The North African country is already struggling with the higher cost of food imports because of the war in Ukraine.

Abderraouf Arfaoui says he and other farmers are having to harvest earlier so as not to lose the crop, and they lose sleep watching out for fires.

“Usually we harvest on July 5th or 10th, and now as you see we are harvesting on June 17th or 18th. We are afraid of fires, we always monitor the land day and night, farmers are tired.
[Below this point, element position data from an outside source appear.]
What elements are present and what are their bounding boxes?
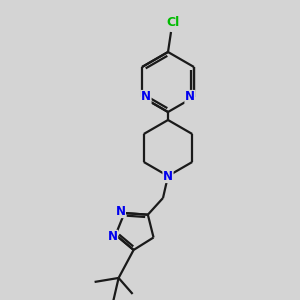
Text: N: N [116,205,125,218]
Text: N: N [108,230,118,243]
Text: Cl: Cl [167,16,180,29]
Text: N: N [185,91,195,103]
Text: N: N [141,91,151,103]
Text: N: N [163,169,173,182]
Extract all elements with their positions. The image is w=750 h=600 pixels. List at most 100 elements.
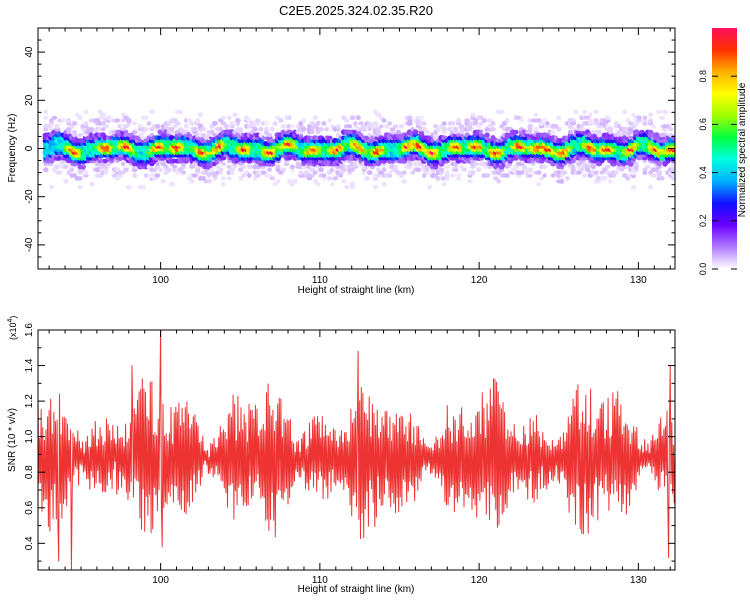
spectrogram-cell <box>174 121 181 126</box>
spectrogram-cell <box>255 118 261 123</box>
spectrogram-cell <box>315 120 321 126</box>
colorbar-tick-label: 0.4 <box>698 166 708 179</box>
spectrogram-cell <box>659 115 665 120</box>
spectrogram-cell <box>66 118 72 123</box>
spectrogram-cell <box>533 112 539 117</box>
spectrogram-cell <box>438 167 445 172</box>
spectrogram-cell <box>401 170 407 175</box>
spectrogram-cell <box>349 181 356 187</box>
spectrogram-cell <box>375 167 381 172</box>
snr-xtick-label: 130 <box>630 575 647 586</box>
spectrogram-cell <box>625 176 631 181</box>
spectrogram-cell <box>631 112 636 117</box>
spectrogram-cell <box>496 179 502 184</box>
spectrogram-cell <box>275 179 281 184</box>
snr-ytick-label: 1.2 <box>24 394 35 408</box>
spectrogram-cell <box>301 118 307 123</box>
spectrogram-cell <box>622 109 628 115</box>
spectrogram-cell <box>324 127 330 132</box>
spectrogram-cell <box>321 121 327 126</box>
spectrogram-cell <box>125 117 132 124</box>
spectrogram-cell <box>330 181 335 187</box>
spectrogram-cell <box>169 127 175 132</box>
spectrogram-cell <box>143 115 149 120</box>
spectrogram-cell <box>645 164 651 169</box>
spectrogram-cell <box>264 126 269 132</box>
spectrogram-cell <box>138 132 143 138</box>
spectrogram-cell <box>318 167 324 173</box>
spectrogram-cell <box>398 123 405 129</box>
spectrogram-cell <box>393 124 398 129</box>
spectrogram-cell <box>375 127 382 132</box>
spectrogram-cell <box>123 129 129 135</box>
spectrogram-cell <box>168 129 175 135</box>
spectrogram-cell <box>326 176 333 181</box>
spectrogram-cell <box>287 115 292 120</box>
spectrogram-cell <box>671 173 675 178</box>
spectrogram-cell <box>542 173 547 178</box>
snr-ytick-label: 1.0 <box>24 429 35 443</box>
colorbar-tick-label: 0.6 <box>698 118 708 131</box>
spectrogram-cell <box>527 123 533 129</box>
spectrogram-cell <box>71 120 78 126</box>
spectrogram-cell <box>662 109 668 115</box>
spectrogram-cell <box>415 167 422 173</box>
snr-scale-label: (x104) <box>7 316 18 340</box>
spectrogram-cell <box>289 164 295 170</box>
spectrogram-cell <box>579 124 585 129</box>
spectrogram-cell <box>625 118 630 123</box>
spectrogram-cell <box>421 121 427 126</box>
spectrogram-cell <box>270 126 275 132</box>
spectrogram-cell <box>123 167 129 172</box>
spectrogram-cell <box>75 112 80 118</box>
spectrogram-cell <box>608 179 613 184</box>
figure-title: C2E5.2025.324.02.35.R20 <box>279 3 433 18</box>
spectrogram-cell <box>43 167 49 173</box>
spectrogram-cell <box>613 121 619 126</box>
spectrogram-cell <box>258 126 264 132</box>
spectrogram-cell <box>83 124 89 129</box>
colorbar-gradient <box>712 28 737 269</box>
spectrogram-cell <box>570 118 576 123</box>
spectrogram-ytick-label: 0 <box>24 145 35 151</box>
spectrogram-cell <box>533 126 539 132</box>
spectrogram-cell <box>470 170 476 176</box>
spectrogram-cell <box>395 129 402 135</box>
spectrogram-cell <box>418 115 425 121</box>
spectrogram-cell <box>310 173 315 178</box>
spectrogram-cell <box>513 129 519 135</box>
spectrogram-cell <box>593 170 599 175</box>
spectrogram-cell <box>656 109 663 115</box>
spectrogram-cell <box>120 170 126 175</box>
spectrogram-cell <box>275 164 281 169</box>
spectrogram-cell <box>387 170 393 175</box>
spectrogram-cell <box>77 170 83 175</box>
spectrogram-cell <box>166 167 172 173</box>
spectrogram-cell <box>593 118 599 123</box>
spectrogram-cell <box>197 112 204 118</box>
spectrogram-cell <box>103 164 109 169</box>
spectrogram-cell <box>71 130 78 135</box>
spectrogram-ytick-label: -40 <box>24 237 35 252</box>
spectrogram-cell <box>387 121 393 126</box>
spectrogram-cell <box>636 115 642 120</box>
snr-xtick-label: 120 <box>471 575 488 586</box>
spectrogram-cell <box>412 129 419 135</box>
spectrogram-cell <box>459 164 464 169</box>
spectrogram-cell <box>349 115 356 121</box>
spectrogram-cell <box>154 123 161 129</box>
spectrogram-cell <box>556 170 562 175</box>
spectrogram-cell <box>77 115 83 121</box>
spectrogram-cell <box>490 121 496 126</box>
spectrogram-cell <box>456 118 461 123</box>
spectrogram-cell <box>63 178 69 184</box>
snr-axes: 100 110 120 130 0.4 0.6 0.8 1.0 1.2 1.4 1.6 <box>24 323 675 586</box>
spectrogram-cell <box>266 167 272 172</box>
spectrogram-cell <box>148 109 155 114</box>
spectrogram-cell <box>77 133 83 137</box>
spectrogram-cell <box>518 118 525 123</box>
snr-xlabel: Height of straight line (km) <box>298 584 415 595</box>
spectrogram-xtick-label: 100 <box>152 275 169 286</box>
spectrogram-cell <box>481 118 488 123</box>
spectrogram-cell <box>149 127 155 132</box>
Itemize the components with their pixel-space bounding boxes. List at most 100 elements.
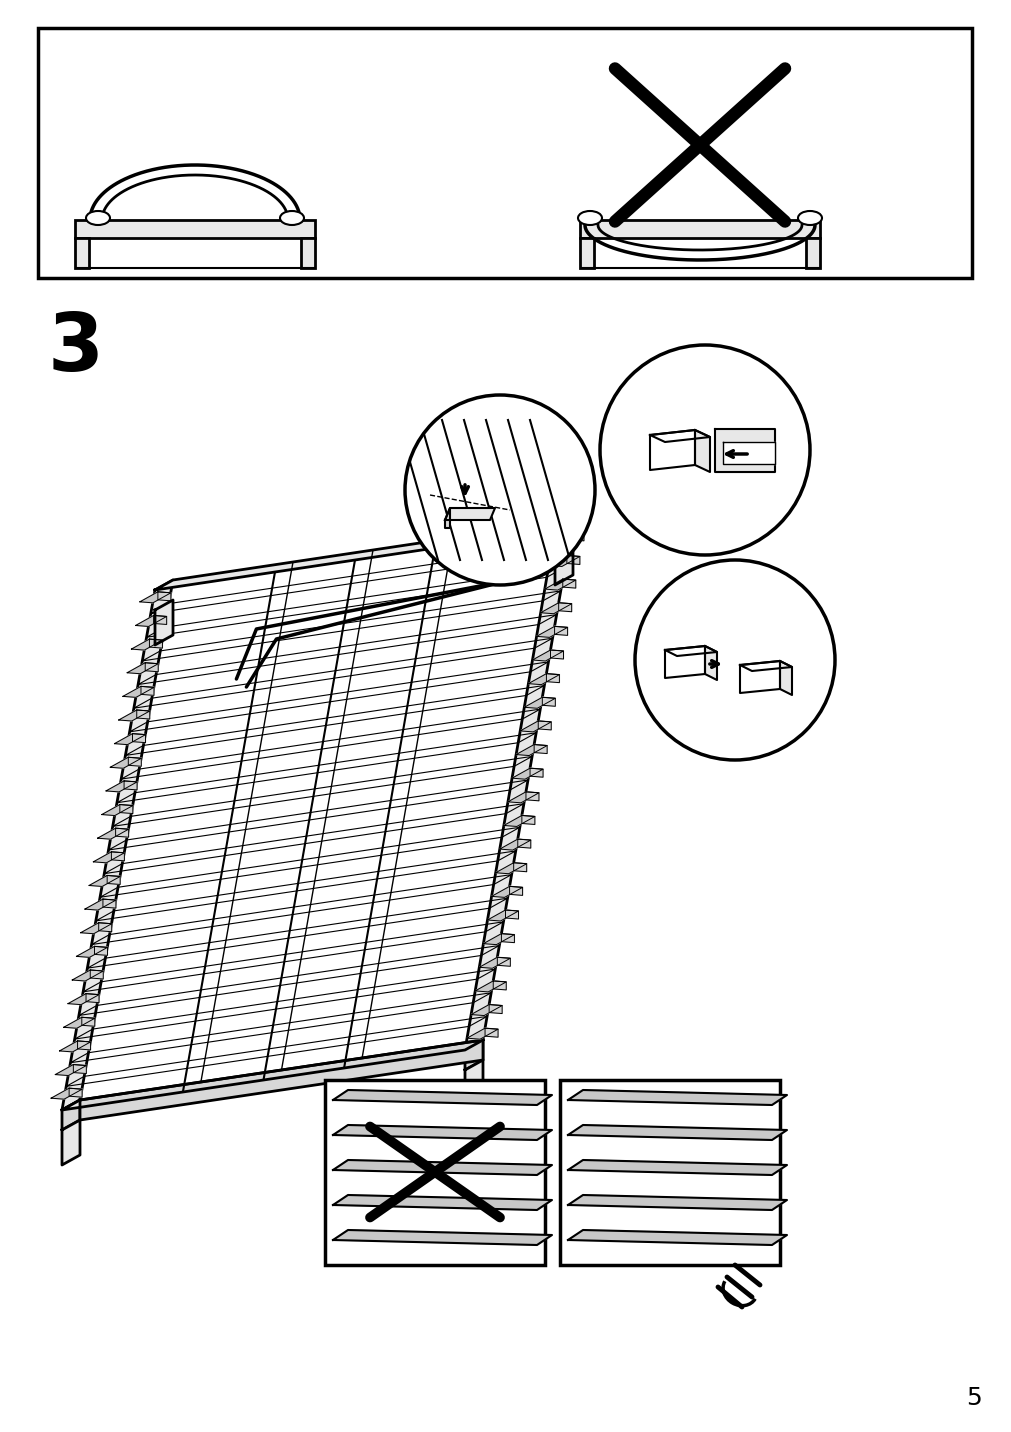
Polygon shape [154,616,167,624]
Polygon shape [62,1100,80,1130]
Circle shape [404,395,594,586]
Polygon shape [649,430,695,470]
Polygon shape [90,969,103,979]
Polygon shape [117,733,536,803]
Polygon shape [333,1230,551,1244]
Polygon shape [739,662,779,693]
Polygon shape [510,886,522,895]
Polygon shape [77,947,107,958]
Circle shape [600,345,809,556]
Polygon shape [129,662,548,732]
Polygon shape [333,1090,551,1106]
Polygon shape [137,614,556,684]
Ellipse shape [86,211,110,225]
Polygon shape [534,745,547,753]
Polygon shape [66,1017,486,1087]
Polygon shape [567,1160,787,1176]
Polygon shape [554,540,572,586]
Polygon shape [124,780,136,790]
Polygon shape [133,639,552,709]
Polygon shape [705,646,716,680]
Polygon shape [499,839,530,851]
Polygon shape [60,1041,90,1053]
Bar [75,221,314,238]
Polygon shape [123,686,154,697]
Polygon shape [87,898,508,968]
Bar [559,1080,779,1264]
Polygon shape [75,969,494,1040]
Polygon shape [532,650,563,662]
Ellipse shape [577,211,602,225]
Polygon shape [118,710,150,720]
Bar [579,221,819,238]
Polygon shape [558,603,571,611]
Polygon shape [528,673,559,684]
Polygon shape [111,852,124,861]
Polygon shape [503,815,535,826]
Polygon shape [715,430,774,473]
Polygon shape [97,828,128,839]
Ellipse shape [280,211,303,225]
Polygon shape [155,520,572,590]
Polygon shape [518,839,530,848]
Polygon shape [89,875,120,886]
Polygon shape [522,815,535,825]
Text: 5: 5 [966,1386,981,1411]
Polygon shape [158,591,171,601]
Polygon shape [72,969,103,981]
Polygon shape [150,639,163,649]
Polygon shape [151,544,568,614]
Polygon shape [464,1060,482,1106]
Polygon shape [131,639,163,650]
Polygon shape [464,520,572,1050]
Polygon shape [143,591,560,662]
Polygon shape [110,758,142,769]
Polygon shape [514,862,526,872]
Polygon shape [445,508,494,520]
Bar [325,1080,545,1264]
Polygon shape [779,662,792,695]
Polygon shape [155,600,173,644]
Polygon shape [73,1064,86,1074]
Text: 3: 3 [48,309,104,388]
Polygon shape [484,1028,497,1037]
Polygon shape [664,646,716,656]
Polygon shape [96,851,516,921]
Polygon shape [104,803,524,874]
Polygon shape [550,650,563,659]
Polygon shape [540,603,571,614]
Polygon shape [333,1194,551,1210]
Polygon shape [147,567,564,637]
Polygon shape [567,1194,787,1210]
Polygon shape [64,1017,95,1028]
Polygon shape [542,697,555,706]
Polygon shape [85,899,116,911]
Polygon shape [538,720,551,730]
Polygon shape [62,1120,80,1166]
Polygon shape [695,430,710,473]
Polygon shape [570,531,583,541]
Polygon shape [141,686,154,696]
Polygon shape [86,994,99,1002]
Polygon shape [548,556,579,567]
Polygon shape [333,1160,551,1176]
Polygon shape [132,733,146,743]
Polygon shape [62,580,173,1110]
Circle shape [634,560,834,760]
Polygon shape [554,626,567,636]
Polygon shape [94,947,107,955]
Polygon shape [739,662,792,672]
Polygon shape [112,756,532,826]
Polygon shape [562,579,575,589]
Polygon shape [536,626,567,637]
Bar [579,238,593,268]
Polygon shape [567,1126,787,1140]
Polygon shape [56,1064,86,1075]
Polygon shape [115,828,128,838]
Polygon shape [524,697,555,709]
Polygon shape [80,1040,482,1120]
Polygon shape [82,1017,95,1027]
Polygon shape [108,780,528,851]
Polygon shape [62,1040,482,1110]
Polygon shape [128,758,142,766]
We must harvest without waiting even if that reduces the quantity and quality of the wheat."

Tunisia was counting on a big crop to reduce grain imports amid a financial crisis worsened by the Ukraine war.

Higher prices of imported food and energy will cost the budget $1.7 billion this year, according to the government, which subsidises such supplies.

Hamdi Hached is an environmental engineer.

“The Ukrainian-Russian conflict, as well as climate change, put many challenges before Tunisia as it attempts to meet its local needs of grain - especially in the shadow of a market where prices are increasing every day, and in a market where grains are scarce and competed for in many countries. These are all elements that will place Tunisia in unclear circumstances this year as it tries to provide for its needs - especially during the last quarter of the year."

The farmers' union and experts say the crop also is suffering direct damage from high temperatures, which have already reached 117 Fahrenheit this summer.